市民への弾圧を強めるミャンマーの軍事政権。英エリザベス女王の国葬に呼ばれなかったが、あろうことか、岸田政権は安倍氏国葬の「通知」を送り、“招待”しているのだ。
昨年、クーデターにより“政権奪取”したミャンマー国軍は民主化を求める市民に対し弾圧を続けてきた。事実上の最高指導者だったアウンサンスーチー氏は現在も軟禁中。人権団体によると、昨年2月のクーデター以降、2000人以上の市民が虐殺されたという。
最近も16日、北西部で国軍による学校などへの無差別空爆や発砲があり、少なくとも11人の子どもが死亡している。20日は軍が設置した「評議会」の報道官が、対立する民主派勢力などの交流サイトの投稿をシェアしたり、「いいね」すれば最大で禁錮10年を科す、と警告している。恐怖政治の極みだ。
防衛省は20日、ミャンマーからの留学生の受け入れを停止すると発表。ミャンマーの軍事政権が今年6月、民主活動家4人の死刑を承認し、岸信夫防衛相(当時)が強い懸念を示していたが、彼らを7月に処刑してしまったからだ。
■外務省の見解は?
なぜ、日本政府は国葬の通知を出したのか。そもそも、ミャンマーの軍事政権を日本政府は「政府承認」していない。
外務省の見解はこうだ。
「外交関係を有する国に対してはすべて国葬の通知を出しており、ミャンマーにも出しました。だからと言って、政府承認をしたわけではなく、ミャンマーに対する姿勢が変わることもありません」(南東アジア第1課)

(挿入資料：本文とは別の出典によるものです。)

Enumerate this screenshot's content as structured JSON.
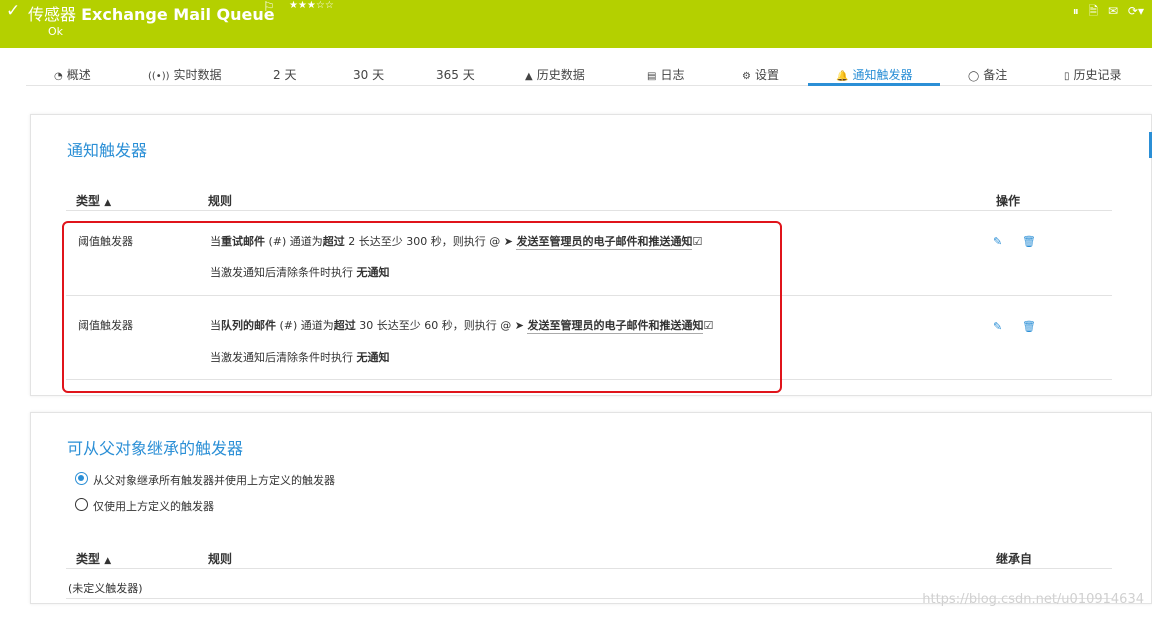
{
  "header": {
    "title_prefix": "传感器",
    "title_name": "Exchange Mail Queue",
    "flag_icon": "⚐",
    "stars": "★★★☆☆",
    "status": "Ok",
    "controls": [
      "⏸",
      "🗎",
      "✉",
      "⟳▾"
    ]
  },
  "tabs": [
    {
      "icon": "◔",
      "label": "概述"
    },
    {
      "icon": "((•))",
      "label": "实时数据"
    },
    {
      "icon": "",
      "label": "2  天"
    },
    {
      "icon": "",
      "label": "30  天"
    },
    {
      "icon": "",
      "label": "365  天"
    },
    {
      "icon": "▲",
      "label": "历史数据"
    },
    {
      "icon": "▤",
      "label": "日志"
    },
    {
      "icon": "⚙",
      "label": "设置"
    },
    {
      "icon": "🔔",
      "label": "通知触发器"
    },
    {
      "icon": "◯",
      "label": "备注"
    },
    {
      "icon": "▯",
      "label": "历史记录"
    }
  ],
  "triggers": {
    "title": "通知触发器",
    "col_type": "类型",
    "col_rule": "规则",
    "col_action": "操作",
    "rows": [
      {
        "type": "阈值触发器",
        "rule_a": "当",
        "rule_channel": "重试邮件",
        "rule_b": " (#) 通道为",
        "rule_cond": "超过",
        "rule_c": " 2 长达至少 300 秒，则执行 @ ➤ ",
        "rule_notify": "发送至管理员的电子邮件和推送通知",
        "clear_a": "当激发通知后清除条件时执行 ",
        "clear_b": "无通知"
      },
      {
        "type": "阈值触发器",
        "rule_a": "当",
        "rule_channel": "队列的邮件",
        "rule_b": " (#) 通道为",
        "rule_cond": "超过",
        "rule_c": " 30 长达至少 60 秒，则执行 @ ➤ ",
        "rule_notify": "发送至管理员的电子邮件和推送通知",
        "clear_a": "当激发通知后清除条件时执行 ",
        "clear_b": "无通知"
      }
    ]
  },
  "inherit": {
    "title": "可从父对象继承的触发器",
    "option1": "从父对象继承所有触发器并使用上方定义的触发器",
    "option2": "仅使用上方定义的触发器",
    "col_type": "类型",
    "col_rule": "规则",
    "col_from": "继承自",
    "empty": "(未定义触发器)"
  },
  "watermark": "https://blog.csdn.net/u010914634"
}
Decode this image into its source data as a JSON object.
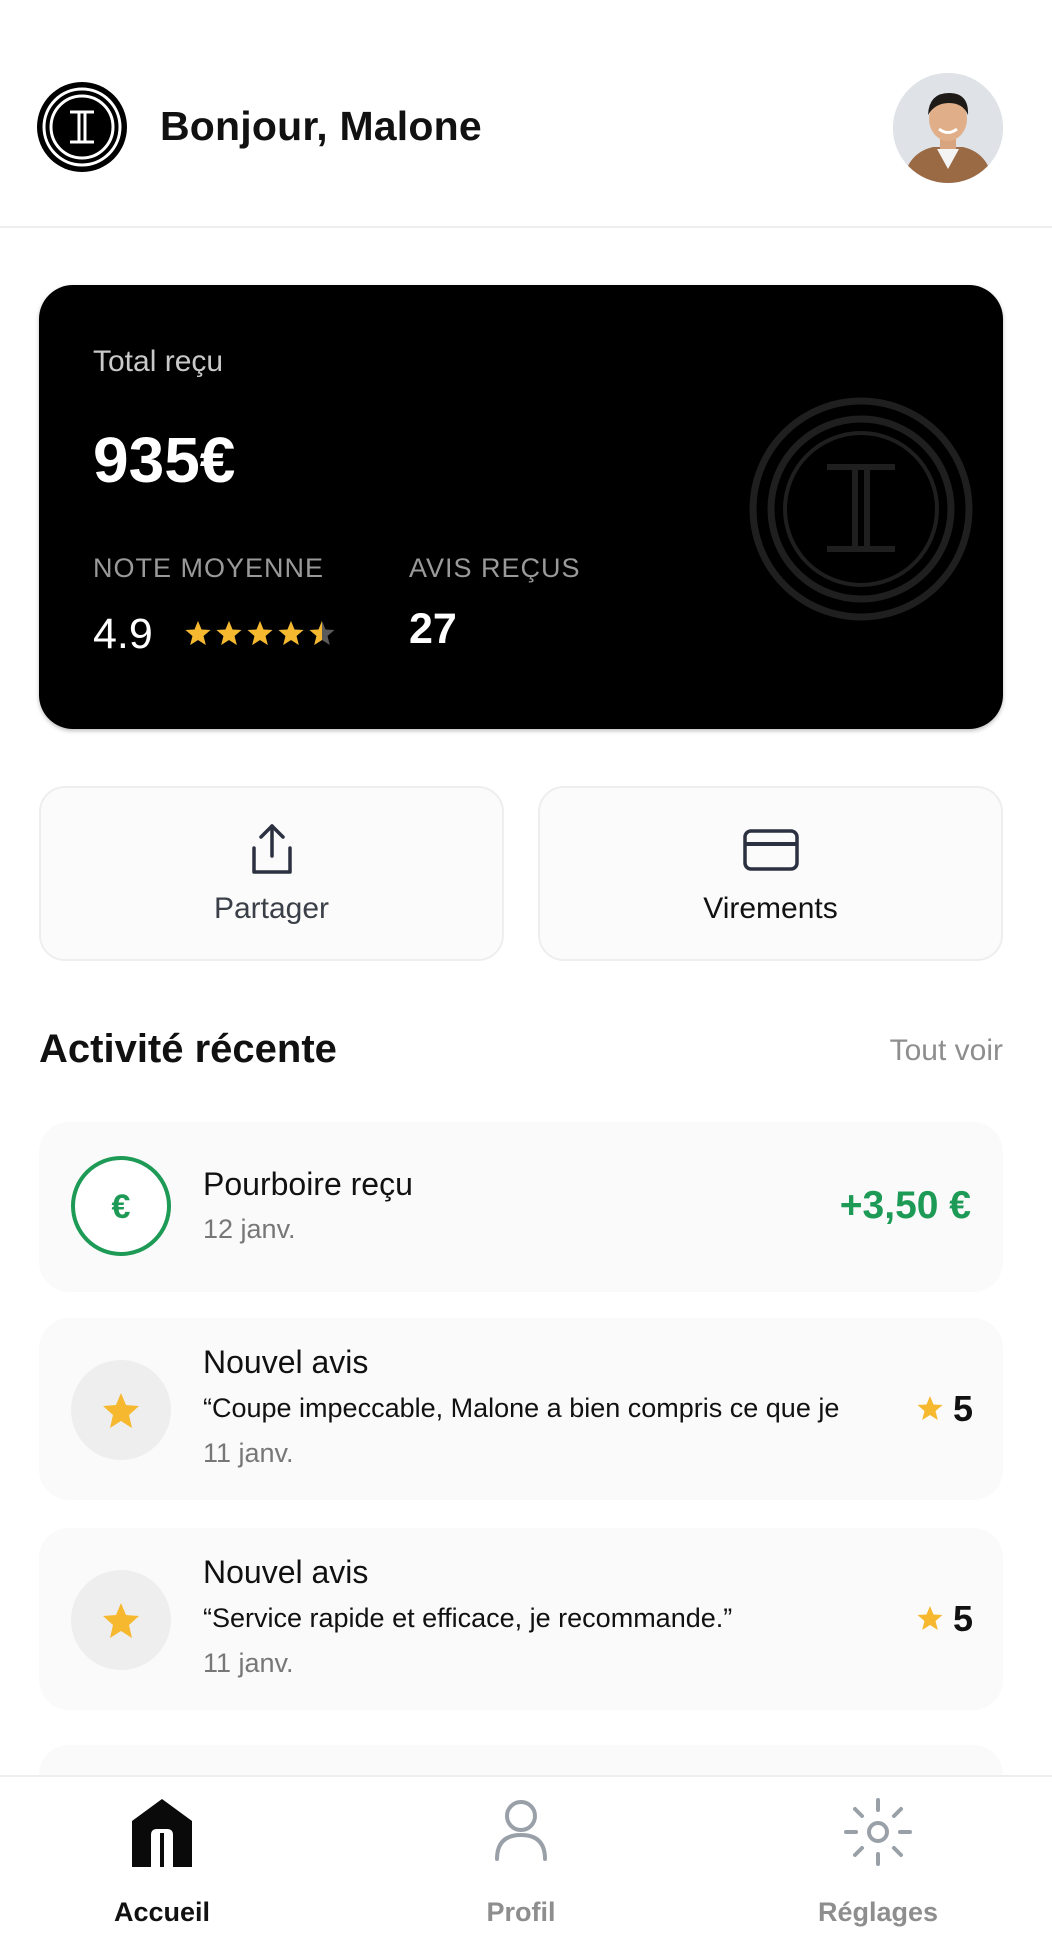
{
  "header": {
    "greeting": "Bonjour, Malone",
    "logo_icon": "brand-logo-icon",
    "avatar_icon": "avatar"
  },
  "balance_card": {
    "label": "Total reçu",
    "amount": "935€",
    "rating_label": "NOTE MOYENNE",
    "rating_value": "4.9",
    "rating_stars": 4.5,
    "reviews_label": "AVIS REÇUS",
    "reviews_count": "27"
  },
  "actions": [
    {
      "label": "Partager",
      "icon": "share-icon"
    },
    {
      "label": "Virements",
      "icon": "card-icon"
    }
  ],
  "activity": {
    "title": "Activité récente",
    "see_all": "Tout voir",
    "items": [
      {
        "title": "Pourboire reçu",
        "date": "12 janv.",
        "amount": "+3,50 €",
        "icon": "euro-icon"
      },
      {
        "title": "Nouvel avis",
        "quote": "“Coupe impeccable, Malone a bien compris ce que je",
        "date": "11 janv.",
        "rating": "5",
        "icon": "star-icon"
      },
      {
        "title": "Nouvel avis",
        "quote": "“Service rapide et efficace, je recommande.”",
        "date": "11 janv.",
        "rating": "5",
        "icon": "star-icon"
      }
    ]
  },
  "nav": {
    "items": [
      {
        "label": "Accueil",
        "icon": "home-icon",
        "active": true
      },
      {
        "label": "Profil",
        "icon": "user-icon",
        "active": false
      },
      {
        "label": "Réglages",
        "icon": "settings-icon",
        "active": false
      }
    ]
  },
  "colors": {
    "accent_green": "#1d9a55",
    "star_yellow": "#f5b82e",
    "card_bg": "#000000",
    "muted": "#8e8e8e"
  }
}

杓子定規な対応だが、国際世論が黙っていない可能性がある。国際ジャーナリストの春名幹男氏が言う。
「岸田首相は安倍国葬の根拠について、『民主主義を守り抜く決意を示す』と強調しています。その国葬に暴力で市民を弾圧し、民主主義とは対極のミャンマーを“招待”するとは見識を疑います。これでは軍事政権が続ける弾圧にお墨付きを与えかねない。通知を出した岸田政権に対し、国際世論の批判が巻き起こってもおかしくありません」
民主化を求める在日ミャンマー人は、軍事政権の参列をさせないよう訴えている。訴えは岸田首相に届くのか。